タイ、ベトナム、インドネシアで人気の日本企業
東南アジアの中でも親日的で、大きな市場が見込まれる国といえば、タイ(約6900万人)、ベトナム(人口約9300万人)、インドネシア(約2.6億人)の3カ国が挙げられます。今後、日本企業がこの市場を無視することはできないでしょう。
それでは、この3カ国で本当に好かれている日本企業はどこなのでしょうか。そこで、これらの国々に拠点を持つ調査会社DIマーケティングの協力を得て「日本企業好感度ランキング」を作成しました。
今回の調査については、まず「日用品」「食料・飲料(食品)」「電機・IT」「ファッション」「ファーストフード(レストラン)」「自動車」「インターネットサービス(ネット)」「小売」の8業種から、日本企業だけでなく現地大手や外資系企業を含む主要企業計139社を選出しました。
その上で、DIマーケティングの保有する調査パネル(約90万人)を用いて、一般世帯の消費者1000人にアンケートを行いました。そこで、企業ごとに「好感がある」「好感がない」「知らない」「その他」の選択肢から一つを選んでもらいました。そのうち「好感がある」と回答した比率を「好感度」として算出したのが、今回のランキングです。
それでは、3カ国で好感度の高い日本企業トップ5を見ていきましょう。
タイでトップになった「ヤクルト」の営業力それでは、タイの結果を見ていきましょう。日本企業だけで見ると、2位の「セブン−イレブン」(好感度83.4%)、3位の「ソニー」(同82.3%)の大手企業を引き離して、トップとなったのが「ヤクルト」(同88.7%)です。
実はヤクルト(ヤクルト本社)の海外進出は古く、1964年の台湾からスタートしています。
実際、タイでは「サーオヤクルト」と呼ぶヤクルトレディ約3000人がオフィス街を中心に回り、顧客と日々コミュニケーションしています。価格も1本5バーツ(約15円)と値ごろで、タイではヤクルトを毎日飲む習慣が定着しています。タイでの営業活動は1971年に始まっており、実に半世紀に渡る地道な活動が今回の結果につながったといえるでしょう。
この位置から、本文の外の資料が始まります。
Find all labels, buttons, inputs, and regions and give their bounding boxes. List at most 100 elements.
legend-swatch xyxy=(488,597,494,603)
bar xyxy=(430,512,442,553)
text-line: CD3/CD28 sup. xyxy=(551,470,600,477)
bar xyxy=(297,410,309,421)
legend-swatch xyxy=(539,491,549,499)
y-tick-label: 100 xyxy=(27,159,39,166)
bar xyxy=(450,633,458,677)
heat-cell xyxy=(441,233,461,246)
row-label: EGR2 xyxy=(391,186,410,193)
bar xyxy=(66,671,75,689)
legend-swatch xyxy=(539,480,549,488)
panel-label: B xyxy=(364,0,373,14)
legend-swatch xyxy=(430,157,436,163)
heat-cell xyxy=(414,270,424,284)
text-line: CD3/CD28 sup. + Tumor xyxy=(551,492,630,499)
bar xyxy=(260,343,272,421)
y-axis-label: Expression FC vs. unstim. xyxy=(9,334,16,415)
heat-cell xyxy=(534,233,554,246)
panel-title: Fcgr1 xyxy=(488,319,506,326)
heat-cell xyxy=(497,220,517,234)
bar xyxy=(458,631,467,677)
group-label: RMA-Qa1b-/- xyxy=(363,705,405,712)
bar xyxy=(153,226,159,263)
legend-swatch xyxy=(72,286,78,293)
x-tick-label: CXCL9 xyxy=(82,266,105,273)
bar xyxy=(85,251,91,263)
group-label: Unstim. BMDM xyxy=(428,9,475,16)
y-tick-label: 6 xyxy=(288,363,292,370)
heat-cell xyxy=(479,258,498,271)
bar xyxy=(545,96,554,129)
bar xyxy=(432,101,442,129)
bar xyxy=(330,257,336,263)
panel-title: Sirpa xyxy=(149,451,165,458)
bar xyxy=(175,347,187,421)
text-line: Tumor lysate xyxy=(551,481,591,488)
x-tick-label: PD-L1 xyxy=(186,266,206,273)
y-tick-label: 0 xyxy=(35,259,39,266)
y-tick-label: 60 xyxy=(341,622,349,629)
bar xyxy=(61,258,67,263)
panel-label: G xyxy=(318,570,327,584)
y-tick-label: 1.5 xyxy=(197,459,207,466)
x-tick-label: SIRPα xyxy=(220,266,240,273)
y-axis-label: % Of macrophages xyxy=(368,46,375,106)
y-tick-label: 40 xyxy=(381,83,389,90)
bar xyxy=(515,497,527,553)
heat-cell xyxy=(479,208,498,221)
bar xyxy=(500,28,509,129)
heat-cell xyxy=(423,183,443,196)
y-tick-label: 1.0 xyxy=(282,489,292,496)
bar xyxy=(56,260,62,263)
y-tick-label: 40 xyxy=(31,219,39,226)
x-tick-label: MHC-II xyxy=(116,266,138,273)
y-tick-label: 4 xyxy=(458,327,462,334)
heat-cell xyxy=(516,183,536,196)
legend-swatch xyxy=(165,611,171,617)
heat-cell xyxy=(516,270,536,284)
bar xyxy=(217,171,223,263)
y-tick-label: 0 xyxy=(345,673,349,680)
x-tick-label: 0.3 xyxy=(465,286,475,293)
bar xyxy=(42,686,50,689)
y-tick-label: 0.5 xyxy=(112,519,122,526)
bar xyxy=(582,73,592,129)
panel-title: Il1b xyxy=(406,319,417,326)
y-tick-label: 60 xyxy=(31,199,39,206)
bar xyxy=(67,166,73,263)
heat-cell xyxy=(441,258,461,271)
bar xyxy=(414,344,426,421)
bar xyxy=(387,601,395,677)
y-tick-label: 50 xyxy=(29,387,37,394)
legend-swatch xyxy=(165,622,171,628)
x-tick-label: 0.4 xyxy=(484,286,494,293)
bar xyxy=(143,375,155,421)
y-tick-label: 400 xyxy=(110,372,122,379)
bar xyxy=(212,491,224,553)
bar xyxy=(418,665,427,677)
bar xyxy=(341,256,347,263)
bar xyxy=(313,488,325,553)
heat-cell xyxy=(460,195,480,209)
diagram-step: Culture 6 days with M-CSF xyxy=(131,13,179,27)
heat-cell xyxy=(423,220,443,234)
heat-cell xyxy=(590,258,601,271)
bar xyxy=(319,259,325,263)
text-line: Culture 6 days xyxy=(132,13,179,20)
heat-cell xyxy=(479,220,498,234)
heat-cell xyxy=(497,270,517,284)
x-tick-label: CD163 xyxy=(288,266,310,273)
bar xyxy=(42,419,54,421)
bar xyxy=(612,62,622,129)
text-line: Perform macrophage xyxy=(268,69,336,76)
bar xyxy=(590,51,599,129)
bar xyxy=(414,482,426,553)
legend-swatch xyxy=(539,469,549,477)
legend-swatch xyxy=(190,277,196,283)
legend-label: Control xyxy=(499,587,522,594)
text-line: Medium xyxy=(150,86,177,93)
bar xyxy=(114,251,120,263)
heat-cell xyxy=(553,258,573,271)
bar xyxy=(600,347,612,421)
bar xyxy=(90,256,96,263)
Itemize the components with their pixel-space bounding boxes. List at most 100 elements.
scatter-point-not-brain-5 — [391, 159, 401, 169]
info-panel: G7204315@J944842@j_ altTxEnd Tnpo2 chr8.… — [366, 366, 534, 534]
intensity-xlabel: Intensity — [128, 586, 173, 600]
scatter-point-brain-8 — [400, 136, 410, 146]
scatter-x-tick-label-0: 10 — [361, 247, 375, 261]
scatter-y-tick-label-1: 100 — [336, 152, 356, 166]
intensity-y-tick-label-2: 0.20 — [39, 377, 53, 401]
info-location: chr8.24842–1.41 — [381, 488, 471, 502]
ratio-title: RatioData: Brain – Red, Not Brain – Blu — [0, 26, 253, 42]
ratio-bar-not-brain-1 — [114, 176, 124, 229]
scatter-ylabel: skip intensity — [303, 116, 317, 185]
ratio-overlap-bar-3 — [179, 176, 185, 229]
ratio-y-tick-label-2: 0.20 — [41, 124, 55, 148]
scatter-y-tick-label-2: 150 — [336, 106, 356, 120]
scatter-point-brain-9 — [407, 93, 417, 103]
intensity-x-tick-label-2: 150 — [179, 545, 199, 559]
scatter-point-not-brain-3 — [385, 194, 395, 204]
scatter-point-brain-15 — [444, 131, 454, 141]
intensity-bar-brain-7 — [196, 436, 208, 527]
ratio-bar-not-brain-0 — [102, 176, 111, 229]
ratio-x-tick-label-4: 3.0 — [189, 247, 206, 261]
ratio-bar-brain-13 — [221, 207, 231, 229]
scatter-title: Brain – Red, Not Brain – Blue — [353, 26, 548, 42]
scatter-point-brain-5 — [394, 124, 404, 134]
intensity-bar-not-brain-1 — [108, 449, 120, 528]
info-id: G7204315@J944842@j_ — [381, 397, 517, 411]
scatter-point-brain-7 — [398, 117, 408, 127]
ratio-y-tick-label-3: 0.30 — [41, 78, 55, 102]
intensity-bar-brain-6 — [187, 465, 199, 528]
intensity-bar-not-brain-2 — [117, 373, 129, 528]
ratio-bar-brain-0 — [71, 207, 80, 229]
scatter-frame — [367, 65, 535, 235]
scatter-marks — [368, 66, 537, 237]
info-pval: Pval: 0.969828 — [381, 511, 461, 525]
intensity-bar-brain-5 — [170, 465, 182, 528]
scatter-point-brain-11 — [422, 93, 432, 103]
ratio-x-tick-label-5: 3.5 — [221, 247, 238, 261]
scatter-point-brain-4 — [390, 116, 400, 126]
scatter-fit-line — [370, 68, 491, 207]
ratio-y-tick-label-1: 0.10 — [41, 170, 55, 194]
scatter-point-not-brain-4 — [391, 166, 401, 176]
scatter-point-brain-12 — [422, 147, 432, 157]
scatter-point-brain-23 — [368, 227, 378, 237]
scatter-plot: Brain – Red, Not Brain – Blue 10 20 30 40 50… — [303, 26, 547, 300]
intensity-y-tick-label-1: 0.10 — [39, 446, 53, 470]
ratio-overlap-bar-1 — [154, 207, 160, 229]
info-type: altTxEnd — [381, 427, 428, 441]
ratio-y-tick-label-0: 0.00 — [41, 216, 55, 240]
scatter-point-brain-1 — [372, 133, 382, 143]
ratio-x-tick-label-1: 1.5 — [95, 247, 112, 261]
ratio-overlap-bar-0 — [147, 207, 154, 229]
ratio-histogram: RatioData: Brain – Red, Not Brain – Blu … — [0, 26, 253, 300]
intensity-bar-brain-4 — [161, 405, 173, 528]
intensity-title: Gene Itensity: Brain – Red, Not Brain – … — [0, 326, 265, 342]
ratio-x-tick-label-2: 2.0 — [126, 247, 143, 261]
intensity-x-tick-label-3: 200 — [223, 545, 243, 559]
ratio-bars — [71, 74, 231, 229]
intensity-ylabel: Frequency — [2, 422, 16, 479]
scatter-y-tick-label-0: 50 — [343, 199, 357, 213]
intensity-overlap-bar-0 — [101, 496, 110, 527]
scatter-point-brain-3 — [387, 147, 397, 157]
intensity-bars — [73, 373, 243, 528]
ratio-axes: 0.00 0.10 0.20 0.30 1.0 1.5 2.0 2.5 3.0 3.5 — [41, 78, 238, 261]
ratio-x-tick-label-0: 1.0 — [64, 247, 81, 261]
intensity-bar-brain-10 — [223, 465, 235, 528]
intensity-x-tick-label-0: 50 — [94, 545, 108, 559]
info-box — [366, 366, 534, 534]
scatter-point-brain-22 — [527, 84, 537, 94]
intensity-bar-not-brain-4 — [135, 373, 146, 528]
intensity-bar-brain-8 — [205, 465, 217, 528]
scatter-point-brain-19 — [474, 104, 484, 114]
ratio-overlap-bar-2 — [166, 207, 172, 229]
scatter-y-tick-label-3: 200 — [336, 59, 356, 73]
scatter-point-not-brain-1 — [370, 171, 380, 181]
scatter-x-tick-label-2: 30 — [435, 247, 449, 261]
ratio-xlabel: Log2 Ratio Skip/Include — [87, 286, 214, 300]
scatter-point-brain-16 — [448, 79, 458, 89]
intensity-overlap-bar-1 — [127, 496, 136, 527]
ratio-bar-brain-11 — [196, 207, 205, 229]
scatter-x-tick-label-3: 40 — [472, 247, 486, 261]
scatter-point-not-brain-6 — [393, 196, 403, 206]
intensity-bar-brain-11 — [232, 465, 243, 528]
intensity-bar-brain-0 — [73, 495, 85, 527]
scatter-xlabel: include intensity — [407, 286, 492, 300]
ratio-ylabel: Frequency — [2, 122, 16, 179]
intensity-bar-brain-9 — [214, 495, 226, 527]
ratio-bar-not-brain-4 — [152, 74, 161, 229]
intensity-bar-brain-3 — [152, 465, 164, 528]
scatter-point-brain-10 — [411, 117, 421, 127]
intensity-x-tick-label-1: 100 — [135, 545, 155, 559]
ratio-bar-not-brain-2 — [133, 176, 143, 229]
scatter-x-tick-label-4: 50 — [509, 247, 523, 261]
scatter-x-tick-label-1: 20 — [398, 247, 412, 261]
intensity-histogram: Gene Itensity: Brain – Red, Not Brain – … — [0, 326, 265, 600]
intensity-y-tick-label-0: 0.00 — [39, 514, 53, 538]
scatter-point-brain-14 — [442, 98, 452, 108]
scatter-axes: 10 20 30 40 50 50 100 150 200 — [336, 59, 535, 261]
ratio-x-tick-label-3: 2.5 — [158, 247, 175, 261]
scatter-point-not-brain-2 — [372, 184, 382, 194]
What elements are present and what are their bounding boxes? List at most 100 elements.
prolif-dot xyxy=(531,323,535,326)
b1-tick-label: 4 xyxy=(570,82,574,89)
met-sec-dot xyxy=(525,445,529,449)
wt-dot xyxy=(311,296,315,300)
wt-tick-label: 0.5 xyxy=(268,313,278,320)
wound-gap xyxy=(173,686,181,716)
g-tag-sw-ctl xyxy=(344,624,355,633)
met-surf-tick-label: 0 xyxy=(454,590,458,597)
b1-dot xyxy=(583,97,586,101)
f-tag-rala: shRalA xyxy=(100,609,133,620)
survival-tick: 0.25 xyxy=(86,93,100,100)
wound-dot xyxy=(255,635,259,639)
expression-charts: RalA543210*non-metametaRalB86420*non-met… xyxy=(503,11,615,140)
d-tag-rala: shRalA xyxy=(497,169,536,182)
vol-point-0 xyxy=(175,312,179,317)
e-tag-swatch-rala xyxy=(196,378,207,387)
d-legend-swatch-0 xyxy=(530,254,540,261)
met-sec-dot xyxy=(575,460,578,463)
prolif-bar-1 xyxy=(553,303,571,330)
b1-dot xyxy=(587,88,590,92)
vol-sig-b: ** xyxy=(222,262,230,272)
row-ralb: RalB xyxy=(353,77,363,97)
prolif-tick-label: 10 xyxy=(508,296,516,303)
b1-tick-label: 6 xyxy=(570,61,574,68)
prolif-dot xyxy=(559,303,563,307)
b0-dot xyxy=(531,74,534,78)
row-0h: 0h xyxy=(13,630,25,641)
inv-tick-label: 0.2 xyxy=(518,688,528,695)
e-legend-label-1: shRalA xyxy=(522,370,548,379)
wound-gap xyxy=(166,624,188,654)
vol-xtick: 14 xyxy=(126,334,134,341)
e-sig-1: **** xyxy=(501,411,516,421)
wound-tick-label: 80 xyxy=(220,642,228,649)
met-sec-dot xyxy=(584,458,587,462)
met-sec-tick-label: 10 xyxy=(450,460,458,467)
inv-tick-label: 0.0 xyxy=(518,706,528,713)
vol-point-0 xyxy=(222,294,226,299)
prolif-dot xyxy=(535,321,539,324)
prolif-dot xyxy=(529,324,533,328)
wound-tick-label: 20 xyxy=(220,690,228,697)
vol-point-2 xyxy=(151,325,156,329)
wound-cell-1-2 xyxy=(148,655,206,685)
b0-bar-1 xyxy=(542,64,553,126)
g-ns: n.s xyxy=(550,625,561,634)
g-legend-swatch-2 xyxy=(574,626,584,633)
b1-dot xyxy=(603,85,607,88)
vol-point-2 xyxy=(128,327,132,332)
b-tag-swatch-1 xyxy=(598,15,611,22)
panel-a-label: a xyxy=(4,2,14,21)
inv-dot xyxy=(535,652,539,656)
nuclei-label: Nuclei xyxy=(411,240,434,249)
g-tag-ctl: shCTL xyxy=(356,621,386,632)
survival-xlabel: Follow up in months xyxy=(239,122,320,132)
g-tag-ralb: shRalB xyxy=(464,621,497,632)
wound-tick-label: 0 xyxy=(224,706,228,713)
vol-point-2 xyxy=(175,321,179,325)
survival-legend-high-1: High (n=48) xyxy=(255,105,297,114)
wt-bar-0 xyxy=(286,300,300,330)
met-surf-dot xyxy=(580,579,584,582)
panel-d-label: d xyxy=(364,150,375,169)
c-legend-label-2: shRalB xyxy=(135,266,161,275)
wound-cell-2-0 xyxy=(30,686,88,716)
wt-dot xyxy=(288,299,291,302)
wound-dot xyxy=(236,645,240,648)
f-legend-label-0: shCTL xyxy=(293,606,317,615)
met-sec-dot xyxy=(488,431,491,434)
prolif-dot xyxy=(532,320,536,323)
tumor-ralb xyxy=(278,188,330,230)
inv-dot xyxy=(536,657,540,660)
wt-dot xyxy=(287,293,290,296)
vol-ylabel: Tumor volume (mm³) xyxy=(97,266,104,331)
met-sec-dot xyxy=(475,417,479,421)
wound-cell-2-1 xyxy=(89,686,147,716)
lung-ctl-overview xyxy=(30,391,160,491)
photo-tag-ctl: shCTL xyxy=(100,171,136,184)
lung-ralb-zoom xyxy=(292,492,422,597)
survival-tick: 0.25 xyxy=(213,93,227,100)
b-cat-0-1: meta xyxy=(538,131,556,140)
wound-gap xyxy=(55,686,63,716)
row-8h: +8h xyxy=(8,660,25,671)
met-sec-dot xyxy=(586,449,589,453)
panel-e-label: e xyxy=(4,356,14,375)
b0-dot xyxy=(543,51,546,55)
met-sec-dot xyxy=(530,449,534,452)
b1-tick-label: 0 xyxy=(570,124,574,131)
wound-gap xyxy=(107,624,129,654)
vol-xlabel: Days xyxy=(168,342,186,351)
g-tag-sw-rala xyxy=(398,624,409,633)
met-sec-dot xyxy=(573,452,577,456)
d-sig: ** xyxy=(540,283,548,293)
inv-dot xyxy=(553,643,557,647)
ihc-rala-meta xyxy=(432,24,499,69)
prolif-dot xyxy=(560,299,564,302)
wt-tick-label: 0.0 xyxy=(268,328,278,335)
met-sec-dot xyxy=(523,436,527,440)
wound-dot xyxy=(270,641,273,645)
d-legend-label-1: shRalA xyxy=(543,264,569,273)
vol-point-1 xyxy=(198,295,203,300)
インドネシアとベトナムは「ヤマハ」が首位一方、ベトナムとインドネシアでトップになったのが二輪自動車の「ヤマハ(発動機)」で、2位が「ホンダ」となりました。いずれも好感度が90%を超えて、両国民にかなり親しまれていることが分かります。
ヤマハとホンダという二輪自動車メーカーが「トヨタ」や「日産」などの四輪自動車メーカーより上位に来た背景には、両国とも「バイク大国」であることがあります。タイと比べても、まだまだ移動の中心は自動車ではなくオートバイのために2社のブランド力が強いのです。
DIマーケティングの沼田和敏CRO(チーフ・レベニュー・オフィサー)は「好感度とは、その企業がその国にいかに時間をかけて、いかに投資をしてきたかを表す一つの指標だ」と話します。そのため、「老舗のグローバル企業が上位を占めるのは当然の結果だが、ダイソーやLINEなどの比較的新興の企業が上位に食い込んだのが意外であり、今後進出を考える企業のヒントになるかもしれない」(沼田CRO)と話します。